Death or retirement – what happens to your clients?

Ontario advisors are calling for mandatory succession plans so clients are not abandoned if something goes awry.

Ontario advisors believe succession plans should be a given for wealth professionals and their dealers, ensuring clients are not left high-and-dry if something goes awry with their advisors.

As reported in the Wall Street Journal last week, many of the 85,000 advisors and 15,000 investment advisory firms practicing independentely in the U.S. do not have contingency plans in place to service clients if advisors were to retire, become incapacitated or, even worse, die. This is particularly concerning considering the average age of a U.S. advisor is 50 years old, with 21 per cent over the age of 60. Only 5 per cent of advisers are under 30 years old, the article notes.

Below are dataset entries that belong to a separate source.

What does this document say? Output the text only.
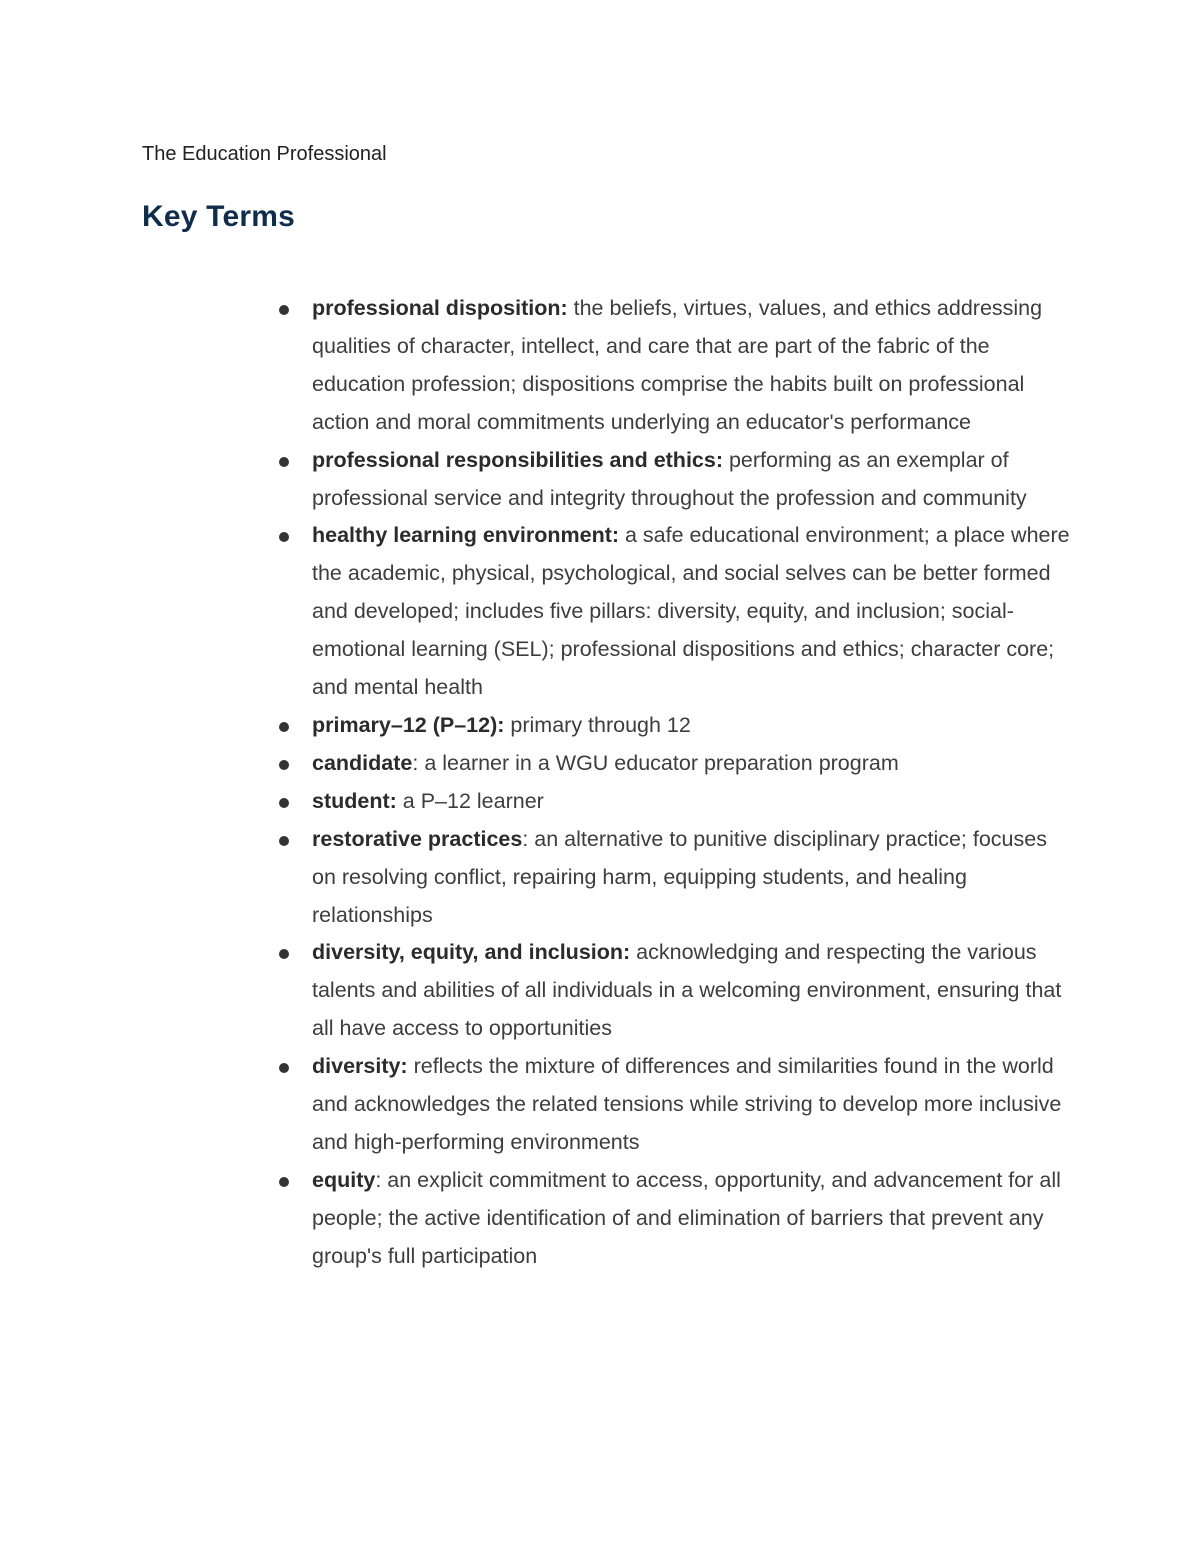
The Education Professional

Key Terms
professional disposition: the beliefs, virtues, values, and ethics addressing qualities of character, intellect, and care that are part of the fabric of the education profession; dispositions comprise the habits built on professional action and moral commitments underlying an educator's performance
professional responsibilities and ethics: performing as an exemplar of professional service and integrity throughout the profession and community
healthy learning environment: a safe educational environment; a place where the academic, physical, psychological, and social selves can be better formed and developed; includes five pillars: diversity, equity, and inclusion; social-emotional learning (SEL); professional dispositions and ethics; character core; and mental health
primary–12 (P–12): primary through 12
candidate: a learner in a WGU educator preparation program
student: a P–12 learner
restorative practices: an alternative to punitive disciplinary practice; focuses on resolving conflict, repairing harm, equipping students, and healing relationships
diversity, equity, and inclusion: acknowledging and respecting the various talents and abilities of all individuals in a welcoming environment, ensuring that all have access to opportunities
diversity: reflects the mixture of differences and similarities found in the world and acknowledges the related tensions while striving to develop more inclusive and high-performing environments
equity: an explicit commitment to access, opportunity, and advancement for all people; the active identification of and elimination of barriers that prevent any group's full participation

“I think it’s just intelligent planning to have any type of emergency plan,” said Ottawa-based financial planner Marc Lamontagne of Ryan Lamontagne Inc. “If there’s a flood tomorrow, how do you service your clients? There should be a plan in place that someone would be able to service your clients properly.”

According to Lamontagne, his firm – with a team of 10 people – has a roster of junior advisors that are being groomed to take over from their superiors. If something were to happen to Lamontagne, another partner would pick up the file and provide identical service to his clients, he assures. (continued.)


“When clients come into see me, they say ‘ok, what happens if you get hit by a bus tomorrow?” he says. “It tends to be a question from prospective clients so if you can’t answer that question, that client may not hire you.”

Though large wealth-management firms in the U.S. encourage their advisors to implement these plans, they are not mandatory. Systems may be in place to move client accounts around, but the personal relationship and trust developed over time are not easily transferrable.

“Companies that hire advisors have a vested interest in maintaining continuity with the client as a result of the advisors’ timely or untimely departure,” says Doug McCaw, managing director of Stonegate Private Counsel, located in southwestern Ontario. “They (compliant firms) work very hard to put contingency plans in place in order to assist clients going forward.”